If you spend any real time investigating music online, you come across the idea that we are heading into an age of ‘music-like-water‘. It’s abundant, you can turn it on and off like a tap and as long as you keep paying your monthly bill / flat fee / levie / music tax or whatever it gets called, you will have access to all the music you can drink and bathe in.
You won’t own any of it, but any time you want to listen, it’s just there.
It’s an appealing notion on some levels. It does get around the whole problem of download prices, peer to peer networks, etc. There’s still a premium ‘bottled water’ market, but nobody’s going to fill their bath with Evian, so why try to sell it to them in that way?
The ‘music-like-water’ solution is intuitively convincing, optimistic, egalitarian, well-meant and mostly wrong.
I’d heard the phrase a lot. It gets a good deal of press coverage, because as metaphors go, it’s a fairly compelling one and one that is communicated easily in just a few column inches. David Kusek’s Forbes article explains the concept best (skip the ad to read the article).
It sounds really great: one flat monthly fee, all the music you can eat, fair and equitable distribution of revenues between owners of recordings, composers and performers, no more piracy and a greatly expanded revenue base for the music business.
But in the spirit of the ongoing series of lessons I learned from the Dutch, I have to say I agree with the overwhelming majority of musicians, music business and media people I spoke to while in Amsterdam recently: it misunderstands how people consume music.

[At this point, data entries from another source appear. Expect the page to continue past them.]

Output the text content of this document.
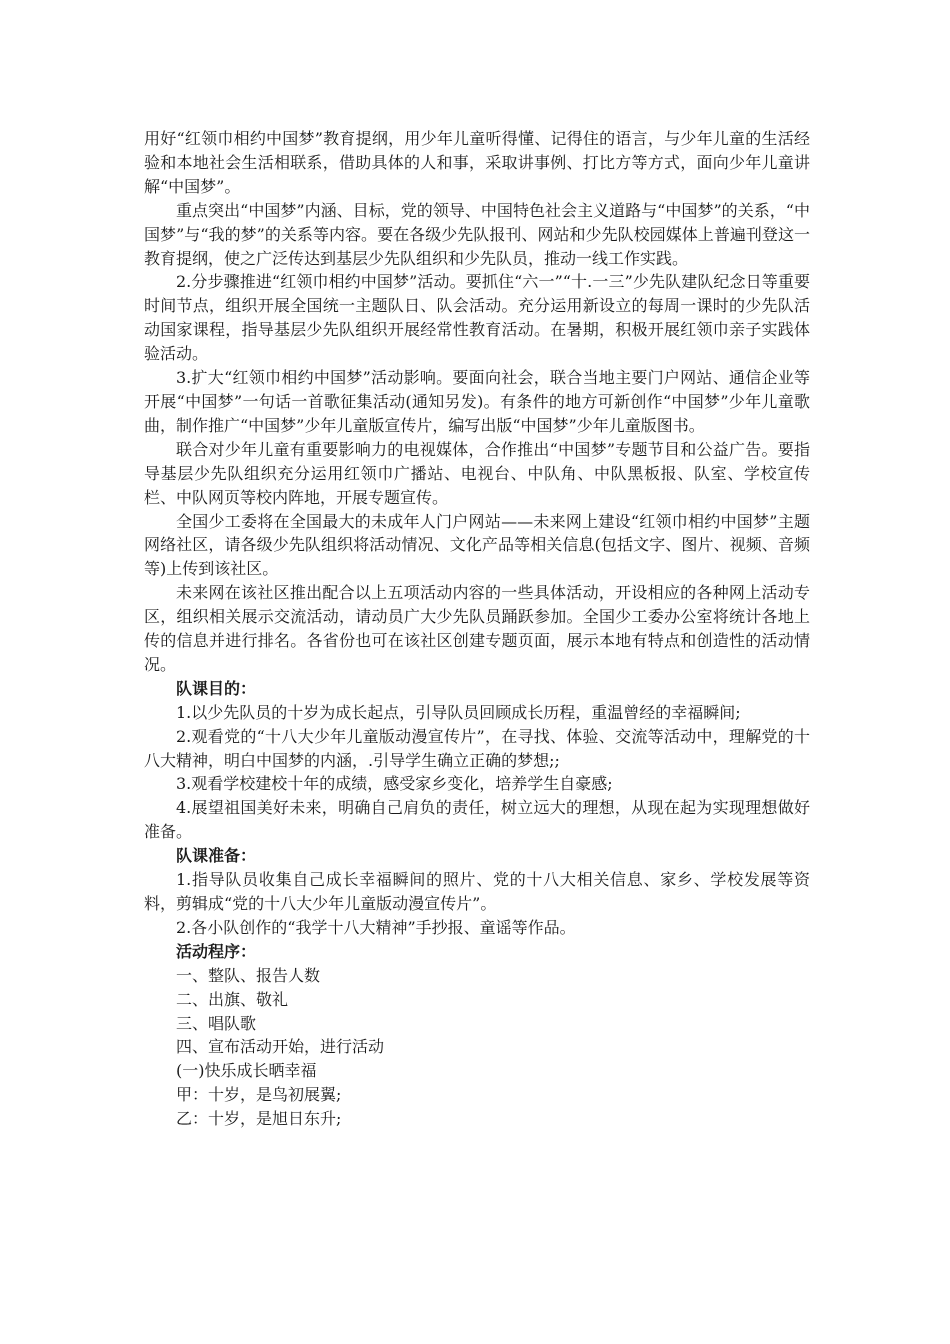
用好“红领巾相约中国梦”教育提纲，用少年儿童听得懂、记得住的语言，与少年儿童的生活经验和本地社会生活相联系，借助具体的人和事，采取讲事例、打比方等方式，面向少年儿童讲解“中国梦”。

重点突出“中国梦”内涵、目标，党的领导、中国特色社会主义道路与“中国梦”的关系，“中国梦”与“我的梦”的关系等内容。要在各级少先队报刊、网站和少先队校园媒体上普遍刊登这一教育提纲，使之广泛传达到基层少先队组织和少先队员，推动一线工作实践。

2.分步骤推进“红领巾相约中国梦”活动。要抓住“六一”“十.一三”少先队建队纪念日等重要时间节点，组织开展全国统一主题队日、队会活动。充分运用新设立的每周一课时的少先队活动国家课程，指导基层少先队组织开展经常性教育活动。在暑期，积极开展红领巾亲子实践体验活动。

3.扩大“红领巾相约中国梦”活动影响。要面向社会，联合当地主要门户网站、通信企业等开展“中国梦”一句话一首歌征集活动(通知另发)。有条件的地方可新创作“中国梦”少年儿童歌曲，制作推广“中国梦”少年儿童版宣传片，编写出版“中国梦”少年儿童版图书。

联合对少年儿童有重要影响力的电视媒体，合作推出“中国梦”专题节目和公益广告。要指导基层少先队组织充分运用红领巾广播站、电视台、中队角、中队黑板报、队室、学校宣传栏、中队网页等校内阵地，开展专题宣传。

全国少工委将在全国最大的未成年人门户网站——未来网上建设“红领巾相约中国梦”主题网络社区，请各级少先队组织将活动情况、文化产品等相关信息(包括文字、图片、视频、音频等)上传到该社区。

未来网在该社区推出配合以上五项活动内容的一些具体活动，开设相应的各种网上活动专区，组织相关展示交流活动，请动员广大少先队员踊跃参加。全国少工委办公室将统计各地上传的信息并进行排名。各省份也可在该社区创建专题页面，展示本地有特点和创造性的活动情况。

队课目的：

1.以少先队员的十岁为成长起点，引导队员回顾成长历程，重温曾经的幸福瞬间;

2.观看党的“十八大少年儿童版动漫宣传片”，在寻找、体验、交流等活动中，理解党的十八大精神，明白中国梦的内涵，.引导学生确立正确的梦想;;

3.观看学校建校十年的成绩，感受家乡变化，培养学生自豪感;

4.展望祖国美好未来，明确自己肩负的责任，树立远大的理想，从现在起为实现理想做好准备。

队课准备：

1.指导队员收集自己成长幸福瞬间的照片、党的十八大相关信息、家乡、学校发展等资料，剪辑成“党的十八大少年儿童版动漫宣传片”。

2.各小队创作的“我学十八大精神”手抄报、童谣等作品。

活动程序：

一、整队、报告人数

二、出旗、敬礼

三、唱队歌

四、宣布活动开始，进行活动

(一)快乐成长晒幸福

甲：十岁，是鸟初展翼;

乙：十岁，是旭日东升;
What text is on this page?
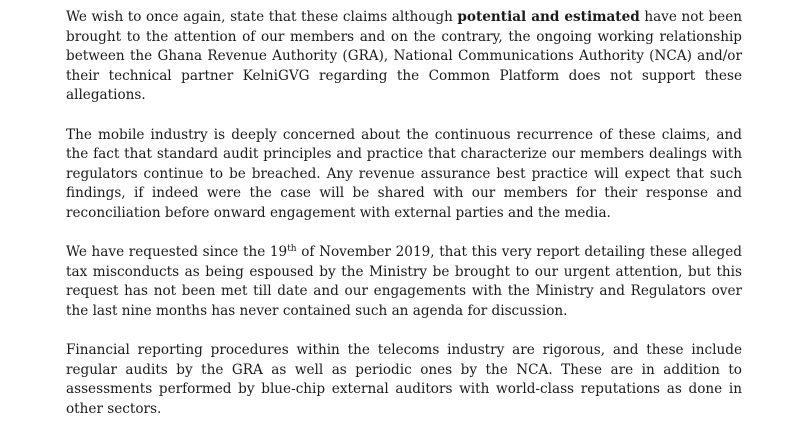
We wish to once again, state that these claims although potential and estimated have not been brought to the attention of our members and on the contrary, the ongoing working relationship between the Ghana Revenue Authority (GRA), National Communications Authority (NCA) and/or their technical partner KelniGVG regarding the Common Platform does not support these allegations.

The mobile industry is deeply concerned about the continuous recurrence of these claims, and the fact that standard audit principles and practice that characterize our members dealings with regulators continue to be breached. Any revenue assurance best practice will expect that such findings, if indeed were the case will be shared with our members for their response and reconciliation before onward engagement with external parties and the media.

We have requested since the 19th of November 2019, that this very report detailing these alleged tax misconducts as being espoused by the Ministry be brought to our urgent attention, but this request has not been met till date and our engagements with the Ministry and Regulators over the last nine months has never contained such an agenda for discussion.

Financial reporting procedures within the telecoms industry are rigorous, and these include regular audits by the GRA as well as periodic ones by the NCA. These are in addition to assessments performed by blue-chip external auditors with world-class reputations as done in other sectors.
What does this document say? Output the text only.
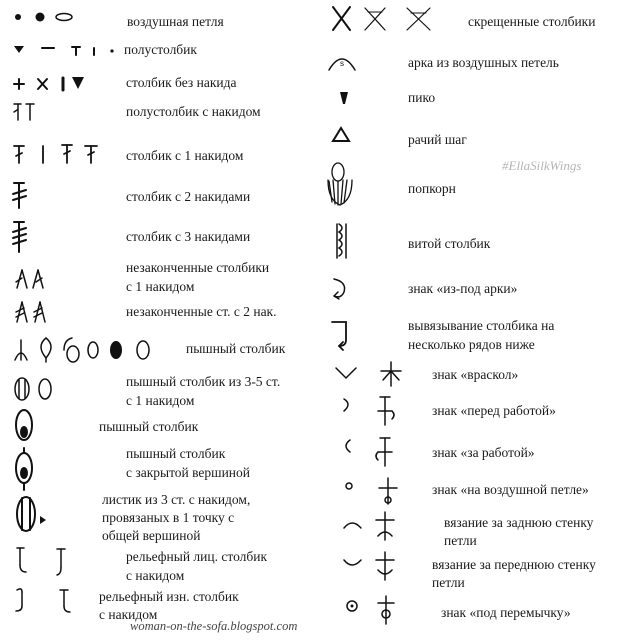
воздушная петля
полустолбик
столбик без накида
полустолбик с накидом
столбик с 1 накидом
столбик с 2 накидами
столбик с 3 накидами
незаконченные столбики
с 1 накидом
незаконченные ст. с 2 нак.
пышный столбик
пышный столбик из 3-5 ст.
с 1 накидом
пышный столбик
пышный столбик
с закрытой вершиной
листик из 3 ст. с накидом,
провязаных в 1 точку с
общей вершиной
рельефный лиц. столбик
с накидом
рельефный изн. столбик
с накидом
скрещенные столбики
арка из воздушных петель
пико
рачий шаг
попкорн
витой столбик
знак «из-под арки»
вывязывание столбика на
несколько рядов ниже
знак «враскол»
знак «перед работой»
знак «за работой»
знак «на воздушной петле»
вязание за заднюю стенку
петли
вязание за переднюю стенку
петли
знак «под перемычку»
#EllaSilkWings
woman-on-the-sofa.blogspot.com
s
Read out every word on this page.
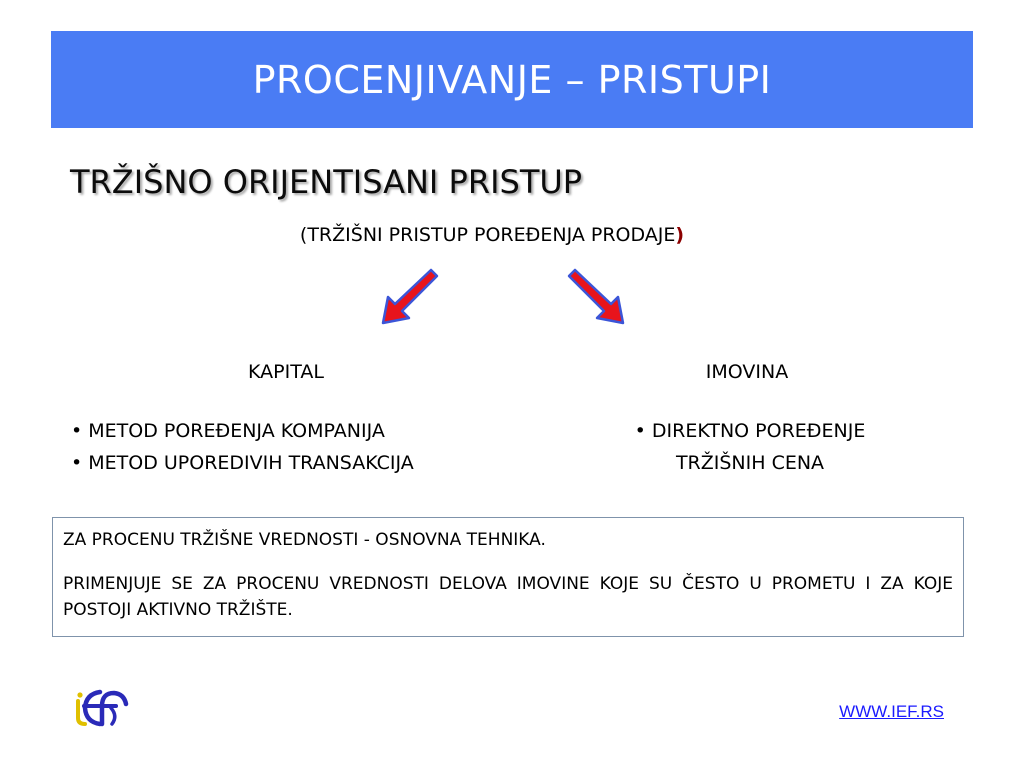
PROCENJIVANJE – PRISTUPI
TRŽIŠNO ORIJENTISANI PRISTUP
(TRŽIŠNI PRISTUP POREĐENJA PRODAJE)
KAPITAL	IMOVINA
• METOD POREĐENJA KOMPANIJA
• METOD UPOREDIVIH TRANSAKCIJA
• DIREKTNO POREĐENJE
TRŽIŠNIH CENA

ZA PROCENU TRŽIŠNE VREDNOSTI - OSNOVNA TEHNIKA.

PRIMENJUJE SE ZA PROCENU VREDNOSTI DELOVA IMOVINE KOJE SU ČESTO U PROMETU I ZA KOJE POSTOJI AKTIVNO TRŽIŠTE.

WWW.IEF.RS
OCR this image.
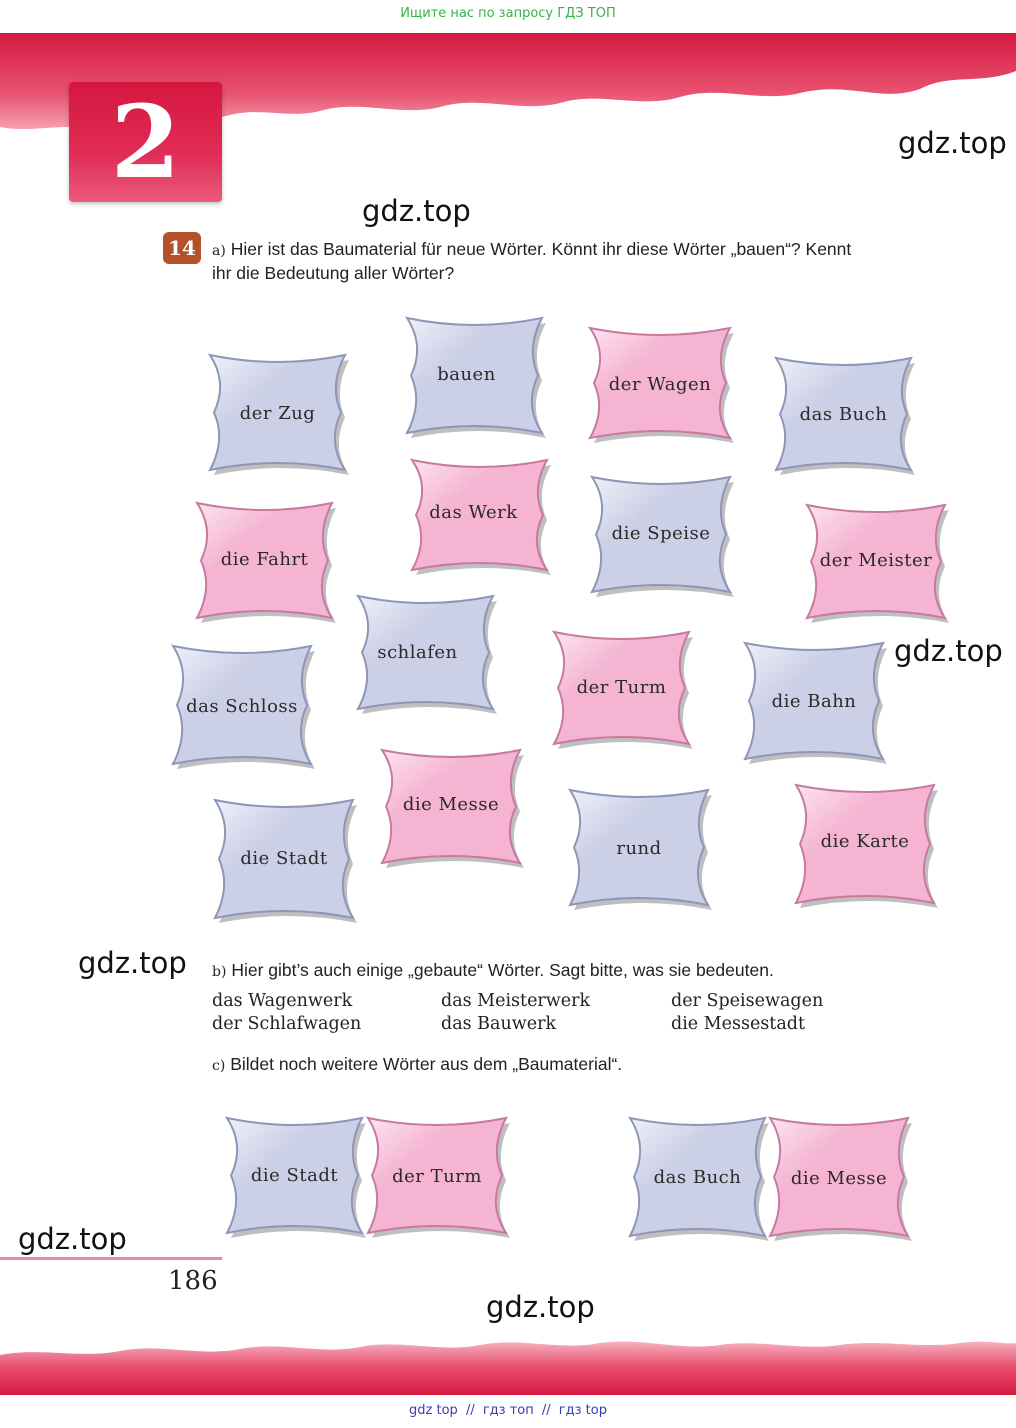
Ищите нас по запросу ГДЗ ТОП
2	gdz.top
gdz.top
gdz.top
gdz.top
gdz.top
gdz.top
14	a) Hier ist das Baumaterial für neue Wörter. Könnt ihr diese Wörter „bauen“? Kennt
ihr die Bedeutung aller Wörter?
der Zug
bauen	der Wagen
das Buch
die Fahrt
das Werk
die Speise
der Meister
das Schloss
schlafen
der Turm
die Bahn
die Messe
die Stadt	rund	die Karte
b) Hier gibt’s auch einige „gebaute“ Wörter. Sagt bitte, was sie bedeuten.
das Wagenwerk	das Meisterwerk	der Speisewagen
der Schlafwagen	das Bauwerk	die Messestadt
c) Bildet noch weitere Wörter aus dem „Baumaterial“.
die Stadt	der Turm	das Buch	die Messe
186
gdz top // гдз топ // гдз top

‘Music consumption’ does not mean ‘buying and listening to music’. The relationship between recorded music and the people who pay for it is much more complex and interesting than that.
People collect music. They construct personal histories from it. They generate meaning by associating context and emotion to it. They connect it to the other music they own and their whole experience of music to create what my colleague Professor Tim Wall calls ‘maps of musical meaning’.
I will probably never want to listen to U2 again in my life, but because of my own personal history of musical experience (and the fact that I was 14 in 1981), I need to own those records. I don’t want to turn on the tap, but not having those albums would somehow betray my own personal narrative of discovery.
Likewise, there are albums I own not because I like them, but because they help me understand other records. Chas Jankel‘s ‘Questionnaire’ is a good example of that. One good track, a couple of modest singles and a whole lot of filler — but it makes sense of a good deal of Ian Dury‘s work and the directions that the music was pulling in.
Okay, so perhaps I pay more attention to this stuff than the average punter… and perhaps I don’t.
But people don’t consume music the way they consume cable television, as Kusek suggests. The relationship is more akin to the relationship that they have with books.
We don’t need a utility like the water companies (and, God forbid, like Severn Trent Water). We could do with some public libraries, however.
But simplifying the way in which this works and predicting a future where everyone pays a flat fee all the time puts waaay too much trust in the ways in which these things would be administrated. Elton John and Universal Music would probably do okay out of this arrangement. I wonder if everyone down the bottom of the pecking order would do quite so well.
Essentially, Leonhard and Kusek are advocating a globalised music administrative bureaucracy. Another one. While there are times I’d be happy to just listen to something that came out of an internet ‘tap’, and while I agree that music can be made to fit that model under certain consumption conditions, I think it all falls down quite quickly as a ‘fix’ for the music industries (though I can see why Rick Rubin, now co-chair of Columbia, is in favour).
Perhaps worst of all, the ‘music-like-water’ thesis assumes that all music is an undifferentiated mass of sound of equal value. And though it’s just as problematic, Thurston Revival’s £100 single raises the important point that this stuff is not just commerce — it’s art too.
Yes, music can be like water — but it’s important to remember that it’s not water.